Introduction:
Pain is defined as, "an unpleasant sensory and emotional experience associated with actual or potential tissue damage or described in terms of such damage" by the international association for the study of pain. Postoperative suboptimal analgesia has very pronounced effects on the wellbeing of the patient. Patients have experienced delayed mobility, thromboembolic phenomenon, and pulmonary complications.It not only leads to prolonged stay due to delayed ambulation but also basal lung atelectasis and collapse from limited chest expansion after abdominal incision. The abdominal wall is a significant source of pain after abdominal surgery. Expected pain prevalence after hernia repair was determined as 54% and postoperative 2-year cumulative prevalence was found to be 30%.
Many methods to efficiently combat post-operative pain have been tried in the past. The multimodal approach of pain management as defined by the American Society of Anaesthesiology (ASA2012) is the administration of two or more drugs that act by different mechanisms via the same route or different route to provide optimal analgesia.Patient-controlled thoracic epidural, intravenous patient-controlled analgesia the intraperitoneal injection of local anesthetics, non-steroidal anti-inflammatory drugs, and opioids have all been part of it in different combinations.
Over the past years, the ideology of pain management has evolved from mere decreasing pain intensity to optimizing a patient's condition. The mainstay of this is to work particularly in two areas; decreasing pain scores and stress response, together with a decrease in analgesic-related side effects like nausea vomiting, and sedation. Systemic opioids have been the mainstay for postoperative analgesia for a long; but at the expense of adverse effects of nausea, vomiting, pruritus, sedation, and respiratory depression. All these issues have led to the continuous search for a better,safer, and long-lasting alternative for post-op analgesia. Though much work has been done for better understanding of the pathophysiology of postoperative pain along with the introduction of modern analgesics and delivery techniques;yet approximately 80% of the patients continue to suffer acute postoperative pain and among them, 75% experienced moderate to severe pain.
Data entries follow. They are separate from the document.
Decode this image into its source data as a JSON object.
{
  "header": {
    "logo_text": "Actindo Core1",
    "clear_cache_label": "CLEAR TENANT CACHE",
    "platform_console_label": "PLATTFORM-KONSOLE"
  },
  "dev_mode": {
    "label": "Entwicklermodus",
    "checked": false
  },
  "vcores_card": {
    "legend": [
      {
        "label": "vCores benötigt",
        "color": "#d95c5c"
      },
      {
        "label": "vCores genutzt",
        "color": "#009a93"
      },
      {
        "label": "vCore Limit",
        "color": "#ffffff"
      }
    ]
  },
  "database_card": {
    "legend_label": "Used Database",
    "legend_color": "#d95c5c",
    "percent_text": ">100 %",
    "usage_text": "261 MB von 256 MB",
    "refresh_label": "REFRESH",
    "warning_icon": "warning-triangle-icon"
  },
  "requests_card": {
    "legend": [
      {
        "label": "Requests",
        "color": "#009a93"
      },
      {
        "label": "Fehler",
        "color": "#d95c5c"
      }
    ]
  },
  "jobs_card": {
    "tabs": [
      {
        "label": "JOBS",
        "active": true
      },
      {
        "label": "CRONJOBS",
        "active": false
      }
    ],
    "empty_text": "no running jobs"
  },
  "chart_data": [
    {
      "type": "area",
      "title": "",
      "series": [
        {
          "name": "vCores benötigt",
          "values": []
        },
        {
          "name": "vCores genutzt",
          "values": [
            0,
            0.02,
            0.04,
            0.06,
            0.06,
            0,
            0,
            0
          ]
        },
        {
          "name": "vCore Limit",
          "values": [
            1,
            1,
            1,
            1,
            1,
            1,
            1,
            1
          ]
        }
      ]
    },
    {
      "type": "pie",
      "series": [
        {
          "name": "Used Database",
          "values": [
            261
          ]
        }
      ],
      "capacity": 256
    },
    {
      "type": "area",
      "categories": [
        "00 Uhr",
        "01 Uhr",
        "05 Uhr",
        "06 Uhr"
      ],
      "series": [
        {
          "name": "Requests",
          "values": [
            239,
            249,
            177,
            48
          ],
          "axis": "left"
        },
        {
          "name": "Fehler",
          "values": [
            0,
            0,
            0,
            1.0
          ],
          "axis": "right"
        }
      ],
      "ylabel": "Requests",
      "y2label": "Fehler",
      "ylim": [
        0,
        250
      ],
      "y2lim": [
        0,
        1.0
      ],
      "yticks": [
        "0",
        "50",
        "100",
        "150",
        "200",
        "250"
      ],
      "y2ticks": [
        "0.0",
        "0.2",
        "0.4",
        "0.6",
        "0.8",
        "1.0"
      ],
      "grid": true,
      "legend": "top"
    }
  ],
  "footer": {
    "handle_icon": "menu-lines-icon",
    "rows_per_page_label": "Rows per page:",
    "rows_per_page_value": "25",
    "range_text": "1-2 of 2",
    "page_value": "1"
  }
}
TAP block provides regional analgesia in dermatome area over T6-L1. It was initially started with the landmark technique, through lumber triangle of petit formed by external oblique muscle anteriorly, latissimussdorsi posteriorly, iliac crest inferiorly and is usually identified as a defect as 1 cam above the iliac crest in mid-axillary line. Quite several previous studies on TAP block have shown favourable results in terms of post-op pain relief, but the duration of analgesia remains an unsolved concern.Different adjuncts have been tried with bupivacaine to achieve this desired goal of long-lasting post-op analgesia with minimal side effects. Among those many studies have been done using dexamethasone,midazolam,ropivacaine, anddexmedetomidine.
Rationale:
The rationale of the study is to find out the effect of the addition of dexmedetomidine to bupivacaine on pain relief, and the demand for rescue analgesia on patients undergoing abdominal surgeries in Sheikh Zayed Hospital Rahim Yar Khan, when used in TAP block.
Past studies have shown encouraging results with the use of TAP block with or without dexmedetomidine; however, we lack local data concerning especially the patients undergoing abdominal procedures. Despite many studies performed on postoperative pain control we still have not attained gold standard criteria of multi-modal pain relief with minimal undesired effects on patients. This experimental study will pick the difference in postoperative pain relief by adding this adjunct to bupivacaine.